PLANE TRUTH: One of the great truths of the Rock Age is that, really, it would have been shit without air travel. Can you imagine the Beatles turning up by boat in the States? Or how many international touring acts would be fagged to go to Europe if they had to spend three weeks chugging across the Atlantic before turning up at Southampton? Okay, without air transport Phil Collins would only have been able to do one set at Live Aid, but no leap forward is without complications. And think further: No I'm Mandy, Fly Me. No Daniel by Elton John. No Leaving on a Jet Plane, no Jet Plane Flying High Above Me. Steve Miller would never have sung about Jet airliners, and it would have been a scheduling nightmare to be A Star In New York and A Star In LA. Primal Scream wouldn't have had to worry that landing at Luton wasn't rock and roll enough for them, and Cats UK would have been spared the need to make a novelty hit about the same place, ooo-eee-ooow. Rock needs planes and airports.
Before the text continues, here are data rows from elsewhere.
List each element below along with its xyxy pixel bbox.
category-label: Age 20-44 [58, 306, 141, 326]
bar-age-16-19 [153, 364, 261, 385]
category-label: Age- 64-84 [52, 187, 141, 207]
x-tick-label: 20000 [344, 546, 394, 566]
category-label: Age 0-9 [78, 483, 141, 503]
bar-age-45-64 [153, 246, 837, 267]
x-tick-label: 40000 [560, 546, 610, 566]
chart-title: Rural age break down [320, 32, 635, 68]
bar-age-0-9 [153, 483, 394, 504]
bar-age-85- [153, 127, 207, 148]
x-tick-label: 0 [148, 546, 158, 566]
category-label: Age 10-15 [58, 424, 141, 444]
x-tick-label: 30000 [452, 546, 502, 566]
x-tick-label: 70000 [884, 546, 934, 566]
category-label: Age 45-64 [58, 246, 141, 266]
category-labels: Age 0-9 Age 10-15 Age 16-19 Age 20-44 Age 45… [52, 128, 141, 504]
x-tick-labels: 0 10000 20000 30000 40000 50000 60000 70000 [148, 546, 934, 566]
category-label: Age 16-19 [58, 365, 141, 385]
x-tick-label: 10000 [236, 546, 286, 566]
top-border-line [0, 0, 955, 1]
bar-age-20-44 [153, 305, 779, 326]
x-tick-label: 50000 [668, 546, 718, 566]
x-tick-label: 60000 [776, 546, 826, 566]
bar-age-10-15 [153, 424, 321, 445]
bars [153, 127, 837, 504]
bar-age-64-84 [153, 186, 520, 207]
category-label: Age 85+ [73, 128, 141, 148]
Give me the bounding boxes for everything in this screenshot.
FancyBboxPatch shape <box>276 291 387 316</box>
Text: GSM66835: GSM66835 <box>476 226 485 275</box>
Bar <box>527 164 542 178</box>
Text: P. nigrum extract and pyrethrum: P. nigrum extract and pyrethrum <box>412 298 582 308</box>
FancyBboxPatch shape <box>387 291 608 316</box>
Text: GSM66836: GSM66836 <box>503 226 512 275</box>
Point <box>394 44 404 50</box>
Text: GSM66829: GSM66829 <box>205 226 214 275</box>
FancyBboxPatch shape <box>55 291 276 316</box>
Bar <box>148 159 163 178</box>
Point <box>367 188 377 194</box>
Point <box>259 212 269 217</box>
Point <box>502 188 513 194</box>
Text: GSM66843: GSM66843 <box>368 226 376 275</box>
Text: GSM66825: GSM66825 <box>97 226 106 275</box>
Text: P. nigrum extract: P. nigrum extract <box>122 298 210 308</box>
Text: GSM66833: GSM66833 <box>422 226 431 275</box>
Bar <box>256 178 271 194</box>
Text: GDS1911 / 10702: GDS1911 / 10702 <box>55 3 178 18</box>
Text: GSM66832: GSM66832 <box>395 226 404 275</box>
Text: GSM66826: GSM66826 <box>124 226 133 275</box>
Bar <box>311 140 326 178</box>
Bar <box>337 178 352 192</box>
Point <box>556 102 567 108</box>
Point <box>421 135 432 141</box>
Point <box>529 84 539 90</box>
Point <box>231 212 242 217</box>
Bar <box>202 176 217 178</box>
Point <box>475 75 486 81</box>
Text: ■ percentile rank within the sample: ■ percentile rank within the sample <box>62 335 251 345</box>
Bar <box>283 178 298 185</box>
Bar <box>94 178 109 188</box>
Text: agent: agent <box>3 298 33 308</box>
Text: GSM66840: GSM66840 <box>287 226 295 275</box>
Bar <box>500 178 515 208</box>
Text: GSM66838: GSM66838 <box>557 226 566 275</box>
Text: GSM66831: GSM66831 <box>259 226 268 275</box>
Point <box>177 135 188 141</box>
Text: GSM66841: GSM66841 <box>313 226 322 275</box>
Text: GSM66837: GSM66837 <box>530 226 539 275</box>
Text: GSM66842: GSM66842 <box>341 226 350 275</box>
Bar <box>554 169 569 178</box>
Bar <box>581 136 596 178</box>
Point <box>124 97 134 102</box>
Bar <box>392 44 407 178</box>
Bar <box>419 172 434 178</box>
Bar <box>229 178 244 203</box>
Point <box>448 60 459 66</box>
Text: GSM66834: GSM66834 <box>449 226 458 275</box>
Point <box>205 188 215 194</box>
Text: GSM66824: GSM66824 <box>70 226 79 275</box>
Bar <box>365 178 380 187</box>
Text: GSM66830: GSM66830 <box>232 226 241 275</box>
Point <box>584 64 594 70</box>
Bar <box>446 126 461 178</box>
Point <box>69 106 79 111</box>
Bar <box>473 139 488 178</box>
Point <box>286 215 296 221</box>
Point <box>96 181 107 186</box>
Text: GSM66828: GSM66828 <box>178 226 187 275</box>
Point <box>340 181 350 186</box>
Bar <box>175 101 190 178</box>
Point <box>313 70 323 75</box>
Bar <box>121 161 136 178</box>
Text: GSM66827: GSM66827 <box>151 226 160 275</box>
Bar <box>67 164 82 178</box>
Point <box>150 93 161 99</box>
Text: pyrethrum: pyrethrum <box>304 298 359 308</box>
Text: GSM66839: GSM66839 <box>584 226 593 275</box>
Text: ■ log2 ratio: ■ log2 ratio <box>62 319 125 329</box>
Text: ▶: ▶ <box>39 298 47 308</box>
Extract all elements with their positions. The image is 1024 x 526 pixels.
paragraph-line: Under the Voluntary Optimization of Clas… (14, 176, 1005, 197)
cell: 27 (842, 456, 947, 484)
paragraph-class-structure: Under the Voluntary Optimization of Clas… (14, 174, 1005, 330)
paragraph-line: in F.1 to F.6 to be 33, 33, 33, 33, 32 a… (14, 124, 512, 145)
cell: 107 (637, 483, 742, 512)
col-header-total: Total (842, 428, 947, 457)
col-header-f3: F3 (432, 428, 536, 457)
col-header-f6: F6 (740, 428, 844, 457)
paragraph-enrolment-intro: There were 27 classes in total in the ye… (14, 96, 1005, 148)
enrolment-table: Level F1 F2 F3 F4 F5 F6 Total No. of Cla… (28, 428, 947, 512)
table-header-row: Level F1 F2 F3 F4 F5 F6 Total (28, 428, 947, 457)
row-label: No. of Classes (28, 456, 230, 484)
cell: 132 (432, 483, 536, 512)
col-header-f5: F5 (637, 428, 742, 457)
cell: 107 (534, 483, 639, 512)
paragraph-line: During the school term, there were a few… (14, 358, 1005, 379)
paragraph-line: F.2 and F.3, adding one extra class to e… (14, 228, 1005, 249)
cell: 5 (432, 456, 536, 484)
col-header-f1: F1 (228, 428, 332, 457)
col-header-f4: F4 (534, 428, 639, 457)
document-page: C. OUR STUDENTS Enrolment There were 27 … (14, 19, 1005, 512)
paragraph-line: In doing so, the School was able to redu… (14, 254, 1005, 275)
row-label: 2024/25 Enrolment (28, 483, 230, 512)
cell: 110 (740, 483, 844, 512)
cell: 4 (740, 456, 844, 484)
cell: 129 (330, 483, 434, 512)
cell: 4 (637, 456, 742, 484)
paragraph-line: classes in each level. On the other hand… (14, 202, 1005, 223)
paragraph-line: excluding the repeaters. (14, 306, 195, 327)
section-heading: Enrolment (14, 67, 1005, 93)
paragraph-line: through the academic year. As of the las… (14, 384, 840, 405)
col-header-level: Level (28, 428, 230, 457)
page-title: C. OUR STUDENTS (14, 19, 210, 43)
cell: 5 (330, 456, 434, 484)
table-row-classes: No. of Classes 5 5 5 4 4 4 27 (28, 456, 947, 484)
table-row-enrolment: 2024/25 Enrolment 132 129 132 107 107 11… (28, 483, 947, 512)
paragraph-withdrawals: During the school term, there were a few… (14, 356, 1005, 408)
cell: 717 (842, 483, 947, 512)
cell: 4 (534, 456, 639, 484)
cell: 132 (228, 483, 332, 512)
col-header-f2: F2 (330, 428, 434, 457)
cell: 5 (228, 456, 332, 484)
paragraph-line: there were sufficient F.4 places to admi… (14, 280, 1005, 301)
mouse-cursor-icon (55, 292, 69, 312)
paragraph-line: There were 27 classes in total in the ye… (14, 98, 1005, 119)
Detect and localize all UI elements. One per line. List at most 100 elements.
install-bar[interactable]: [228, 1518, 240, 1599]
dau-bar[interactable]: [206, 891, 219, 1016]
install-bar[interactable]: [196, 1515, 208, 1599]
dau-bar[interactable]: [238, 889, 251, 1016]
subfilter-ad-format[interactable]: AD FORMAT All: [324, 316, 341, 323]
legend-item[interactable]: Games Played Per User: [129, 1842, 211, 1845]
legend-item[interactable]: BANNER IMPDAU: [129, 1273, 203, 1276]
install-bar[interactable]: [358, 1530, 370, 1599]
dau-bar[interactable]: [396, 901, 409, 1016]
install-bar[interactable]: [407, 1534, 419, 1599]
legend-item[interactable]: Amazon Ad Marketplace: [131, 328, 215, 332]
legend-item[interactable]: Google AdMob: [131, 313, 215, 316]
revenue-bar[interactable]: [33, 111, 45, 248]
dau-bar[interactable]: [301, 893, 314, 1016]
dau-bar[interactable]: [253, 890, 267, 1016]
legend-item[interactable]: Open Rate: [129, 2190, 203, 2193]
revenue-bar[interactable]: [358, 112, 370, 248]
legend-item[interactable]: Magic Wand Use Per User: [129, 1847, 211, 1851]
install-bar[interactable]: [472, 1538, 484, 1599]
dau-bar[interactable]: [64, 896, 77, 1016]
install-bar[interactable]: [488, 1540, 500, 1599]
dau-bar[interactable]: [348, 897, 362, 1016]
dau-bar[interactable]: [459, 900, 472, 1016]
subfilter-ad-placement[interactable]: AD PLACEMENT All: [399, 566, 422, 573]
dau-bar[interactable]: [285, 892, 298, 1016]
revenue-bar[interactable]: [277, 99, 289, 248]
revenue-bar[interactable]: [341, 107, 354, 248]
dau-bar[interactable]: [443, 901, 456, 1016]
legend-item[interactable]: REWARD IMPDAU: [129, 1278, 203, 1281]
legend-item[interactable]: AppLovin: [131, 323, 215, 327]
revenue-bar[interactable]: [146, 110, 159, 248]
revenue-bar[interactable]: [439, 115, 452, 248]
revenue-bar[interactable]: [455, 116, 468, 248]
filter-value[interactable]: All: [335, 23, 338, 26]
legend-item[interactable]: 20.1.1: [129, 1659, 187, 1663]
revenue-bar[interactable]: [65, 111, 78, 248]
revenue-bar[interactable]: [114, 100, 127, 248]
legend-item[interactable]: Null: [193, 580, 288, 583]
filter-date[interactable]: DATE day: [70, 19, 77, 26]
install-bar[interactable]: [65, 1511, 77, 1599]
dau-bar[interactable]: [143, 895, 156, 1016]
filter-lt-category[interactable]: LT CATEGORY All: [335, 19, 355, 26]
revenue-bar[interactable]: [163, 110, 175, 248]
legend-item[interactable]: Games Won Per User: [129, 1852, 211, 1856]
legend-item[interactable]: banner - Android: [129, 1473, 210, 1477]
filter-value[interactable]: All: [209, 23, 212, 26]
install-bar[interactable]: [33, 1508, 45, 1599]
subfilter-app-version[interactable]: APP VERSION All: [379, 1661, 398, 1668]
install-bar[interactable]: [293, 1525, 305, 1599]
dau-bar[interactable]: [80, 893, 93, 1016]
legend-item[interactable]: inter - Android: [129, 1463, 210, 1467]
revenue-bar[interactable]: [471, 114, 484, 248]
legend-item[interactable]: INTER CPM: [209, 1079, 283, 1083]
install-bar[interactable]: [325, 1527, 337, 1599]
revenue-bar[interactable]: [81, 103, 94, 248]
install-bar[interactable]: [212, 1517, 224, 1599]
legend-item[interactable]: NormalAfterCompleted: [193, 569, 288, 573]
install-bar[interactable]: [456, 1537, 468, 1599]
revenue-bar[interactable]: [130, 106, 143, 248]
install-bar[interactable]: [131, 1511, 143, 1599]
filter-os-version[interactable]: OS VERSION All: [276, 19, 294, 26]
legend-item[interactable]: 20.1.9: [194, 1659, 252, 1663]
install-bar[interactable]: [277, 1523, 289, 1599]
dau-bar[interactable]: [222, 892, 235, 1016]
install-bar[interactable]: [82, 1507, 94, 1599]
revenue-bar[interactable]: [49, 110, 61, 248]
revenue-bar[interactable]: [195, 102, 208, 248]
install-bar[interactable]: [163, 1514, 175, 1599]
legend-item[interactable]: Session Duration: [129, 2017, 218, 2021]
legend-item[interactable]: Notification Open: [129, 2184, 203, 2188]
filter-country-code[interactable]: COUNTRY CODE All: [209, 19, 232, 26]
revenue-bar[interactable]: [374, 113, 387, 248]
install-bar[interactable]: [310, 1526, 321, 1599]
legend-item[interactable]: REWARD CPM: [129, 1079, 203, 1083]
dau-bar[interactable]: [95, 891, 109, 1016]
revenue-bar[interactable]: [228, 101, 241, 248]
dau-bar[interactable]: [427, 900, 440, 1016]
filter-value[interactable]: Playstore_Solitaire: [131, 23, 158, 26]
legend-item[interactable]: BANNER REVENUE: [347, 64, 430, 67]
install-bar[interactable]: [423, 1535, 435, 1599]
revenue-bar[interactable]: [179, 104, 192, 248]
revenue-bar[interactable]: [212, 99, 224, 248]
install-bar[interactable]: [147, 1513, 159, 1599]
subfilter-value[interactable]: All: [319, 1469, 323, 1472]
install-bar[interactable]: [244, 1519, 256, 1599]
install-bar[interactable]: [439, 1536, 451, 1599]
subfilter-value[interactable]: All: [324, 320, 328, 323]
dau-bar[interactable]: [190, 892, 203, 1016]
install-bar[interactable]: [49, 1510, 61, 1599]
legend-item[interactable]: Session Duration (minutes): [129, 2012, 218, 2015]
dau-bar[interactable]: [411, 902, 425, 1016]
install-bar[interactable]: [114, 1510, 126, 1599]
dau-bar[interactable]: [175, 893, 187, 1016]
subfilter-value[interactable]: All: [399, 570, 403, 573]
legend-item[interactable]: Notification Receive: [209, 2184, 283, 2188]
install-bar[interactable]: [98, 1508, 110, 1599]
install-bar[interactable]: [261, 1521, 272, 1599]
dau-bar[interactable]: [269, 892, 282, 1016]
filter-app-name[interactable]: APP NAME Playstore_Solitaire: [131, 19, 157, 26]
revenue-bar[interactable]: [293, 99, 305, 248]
So, you'd think, a big bash to celebrate one hundred years since the first ever flight would be knee deep in musicians wanting to acknowledge what the overcoming of gravity had done for them, wouldn't you? But instead, the line-up can scrape up the Beach Boys the Temptations, Aaron Tippin and Lee Greenwood. Oh, and Michelle Branch. It's all a little, well, BOAC, isn't it?